Back in America, the suspicion is growing that the disruption and turmoil unleashed on multiple fronts by the new administration in recent weeks is an intentional effort guided by White House counselor Steve Bannon to wreak havoc. Flemming Rose, the Danish editor who became a target of worldwide Islamist ire for publishing cartoons of the Prophet Muhammad, recounts a conversation last year in which Bannon outlined his apocalyptic views. Rose notes that, first of all, he disagrees with the Trump strategist’s notion that the West is at war with all Muslims. Most worrisome for Rose, though, is, “Bannon’s conviction that the way to a better world sometimes necessitates blowing up what is” and his “apparent belief that violence and war can have a cleansing effect.”

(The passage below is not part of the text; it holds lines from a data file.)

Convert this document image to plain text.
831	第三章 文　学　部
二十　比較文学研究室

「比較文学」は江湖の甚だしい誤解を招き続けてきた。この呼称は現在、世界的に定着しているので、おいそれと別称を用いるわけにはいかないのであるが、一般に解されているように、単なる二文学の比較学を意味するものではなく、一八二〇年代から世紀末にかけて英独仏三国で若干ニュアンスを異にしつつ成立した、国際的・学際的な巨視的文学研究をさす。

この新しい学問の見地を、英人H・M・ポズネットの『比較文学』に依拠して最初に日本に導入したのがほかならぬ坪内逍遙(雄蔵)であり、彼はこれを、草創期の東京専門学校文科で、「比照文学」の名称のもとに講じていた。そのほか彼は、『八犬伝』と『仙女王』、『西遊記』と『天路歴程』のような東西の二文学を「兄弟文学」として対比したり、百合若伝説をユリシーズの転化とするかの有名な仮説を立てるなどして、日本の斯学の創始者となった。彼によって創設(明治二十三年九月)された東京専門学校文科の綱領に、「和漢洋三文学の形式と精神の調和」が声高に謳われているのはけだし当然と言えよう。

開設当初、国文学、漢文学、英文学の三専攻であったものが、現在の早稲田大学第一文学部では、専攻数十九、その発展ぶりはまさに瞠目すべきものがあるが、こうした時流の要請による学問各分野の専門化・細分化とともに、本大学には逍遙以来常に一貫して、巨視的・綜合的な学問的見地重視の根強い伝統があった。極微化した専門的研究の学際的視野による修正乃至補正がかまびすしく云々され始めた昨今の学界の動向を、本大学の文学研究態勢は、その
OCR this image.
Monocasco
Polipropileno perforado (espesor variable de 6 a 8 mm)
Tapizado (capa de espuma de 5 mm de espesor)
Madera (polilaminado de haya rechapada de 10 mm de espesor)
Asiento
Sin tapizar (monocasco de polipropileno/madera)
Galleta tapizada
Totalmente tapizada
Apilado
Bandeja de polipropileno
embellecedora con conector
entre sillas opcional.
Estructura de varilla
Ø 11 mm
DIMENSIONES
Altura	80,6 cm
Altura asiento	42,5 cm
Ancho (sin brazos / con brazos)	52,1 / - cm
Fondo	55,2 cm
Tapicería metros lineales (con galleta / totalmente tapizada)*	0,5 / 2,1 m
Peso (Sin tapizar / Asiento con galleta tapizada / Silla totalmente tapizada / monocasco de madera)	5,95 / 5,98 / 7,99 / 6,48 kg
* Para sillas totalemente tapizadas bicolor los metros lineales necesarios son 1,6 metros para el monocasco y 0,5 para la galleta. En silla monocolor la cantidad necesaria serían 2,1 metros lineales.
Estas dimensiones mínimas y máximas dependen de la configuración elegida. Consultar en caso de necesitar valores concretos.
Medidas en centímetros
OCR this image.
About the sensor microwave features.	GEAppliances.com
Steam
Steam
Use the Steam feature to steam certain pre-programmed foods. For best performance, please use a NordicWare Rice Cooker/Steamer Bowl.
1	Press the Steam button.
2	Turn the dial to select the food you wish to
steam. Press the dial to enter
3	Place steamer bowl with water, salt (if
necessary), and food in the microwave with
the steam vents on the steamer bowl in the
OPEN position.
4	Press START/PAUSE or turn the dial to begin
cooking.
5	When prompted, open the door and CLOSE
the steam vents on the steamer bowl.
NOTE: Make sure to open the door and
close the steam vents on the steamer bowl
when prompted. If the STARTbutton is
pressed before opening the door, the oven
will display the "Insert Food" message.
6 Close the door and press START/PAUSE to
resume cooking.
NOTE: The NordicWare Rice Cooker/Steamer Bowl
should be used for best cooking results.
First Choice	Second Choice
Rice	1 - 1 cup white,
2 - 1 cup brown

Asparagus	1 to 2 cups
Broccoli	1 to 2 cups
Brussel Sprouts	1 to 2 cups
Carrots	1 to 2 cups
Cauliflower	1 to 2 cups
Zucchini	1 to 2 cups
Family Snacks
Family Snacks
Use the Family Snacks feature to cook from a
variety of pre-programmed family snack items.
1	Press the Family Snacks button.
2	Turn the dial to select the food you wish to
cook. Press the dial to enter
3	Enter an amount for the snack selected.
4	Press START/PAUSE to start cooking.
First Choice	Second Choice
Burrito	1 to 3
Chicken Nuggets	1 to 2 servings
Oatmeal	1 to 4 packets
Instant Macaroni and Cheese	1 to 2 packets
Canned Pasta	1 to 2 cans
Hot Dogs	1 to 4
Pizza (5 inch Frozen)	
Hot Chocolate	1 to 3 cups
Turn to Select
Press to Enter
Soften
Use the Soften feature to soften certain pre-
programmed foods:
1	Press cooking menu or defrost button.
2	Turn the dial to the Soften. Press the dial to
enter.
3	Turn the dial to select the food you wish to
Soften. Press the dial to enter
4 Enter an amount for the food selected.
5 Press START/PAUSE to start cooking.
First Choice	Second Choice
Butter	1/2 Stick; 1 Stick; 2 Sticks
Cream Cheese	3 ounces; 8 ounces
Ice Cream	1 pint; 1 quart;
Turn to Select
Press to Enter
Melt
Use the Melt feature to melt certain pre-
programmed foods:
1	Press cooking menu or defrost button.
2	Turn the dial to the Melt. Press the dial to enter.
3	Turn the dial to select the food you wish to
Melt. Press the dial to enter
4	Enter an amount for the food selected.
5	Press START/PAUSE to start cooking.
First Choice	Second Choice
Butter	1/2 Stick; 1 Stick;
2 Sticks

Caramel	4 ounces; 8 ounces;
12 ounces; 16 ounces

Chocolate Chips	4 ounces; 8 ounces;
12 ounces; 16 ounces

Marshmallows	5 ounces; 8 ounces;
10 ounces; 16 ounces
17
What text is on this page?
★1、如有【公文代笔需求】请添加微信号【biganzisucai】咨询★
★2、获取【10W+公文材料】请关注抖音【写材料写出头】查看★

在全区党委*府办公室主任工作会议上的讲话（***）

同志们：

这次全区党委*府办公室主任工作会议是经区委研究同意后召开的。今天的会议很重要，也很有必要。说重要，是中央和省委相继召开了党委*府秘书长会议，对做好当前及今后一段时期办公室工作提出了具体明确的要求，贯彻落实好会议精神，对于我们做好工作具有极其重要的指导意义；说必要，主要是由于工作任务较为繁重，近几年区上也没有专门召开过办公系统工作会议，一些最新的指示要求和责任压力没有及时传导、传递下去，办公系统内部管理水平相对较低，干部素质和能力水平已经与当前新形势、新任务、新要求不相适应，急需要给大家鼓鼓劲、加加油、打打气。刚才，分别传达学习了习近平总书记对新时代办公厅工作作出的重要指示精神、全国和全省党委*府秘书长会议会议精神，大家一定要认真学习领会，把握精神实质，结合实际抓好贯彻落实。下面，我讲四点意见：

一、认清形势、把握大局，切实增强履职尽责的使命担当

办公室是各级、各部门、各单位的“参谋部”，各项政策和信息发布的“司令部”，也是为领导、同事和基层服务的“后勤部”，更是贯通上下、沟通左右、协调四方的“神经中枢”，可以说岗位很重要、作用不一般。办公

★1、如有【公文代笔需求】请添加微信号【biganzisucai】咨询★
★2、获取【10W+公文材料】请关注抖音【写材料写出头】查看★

In a similar vein, Akhilesh Pillalamarri interprets Bannon’s worldview in light of his reputed reading of the Hindu scripture, the Bhagavad Gita. Pillalamarri writes that Bannon “seems to have a worldview in accordance with some of the teachings of the Gita that see the world as a cosmic battlefield, possibly imagining himself as warrior of dharma [righteousness or duty], adapted around his idea that the defense of capitalism and Christianity should be militarized and seen in the context of a great clash of civilizations and ideas.”

Lauren Markham reports from the Santa Rosa region of Guatemala on how drought and a fungus called coffee rust are destroying the livelihoods of farmers there and forcing them to migrate. This, she reports, is a prominent example of how climate change can “collude and collide” with gang violence, inequality and a lack of opportunities to drive migration. What is happening in Guatemala, Markham warns, is a harbinger of what could come throughout the world.

Our Singularity series this week reports on how robots created 100,000 jobs at Amazon. By driving down shipping costs and passing on those savings to customers in cheaper prices, demand has increased. To fulfill the new demand, new workers were hired. Looking at another side of robots, Future of Life Institute’s Ariel Conn talks with leading scientists about how smart AI can really get.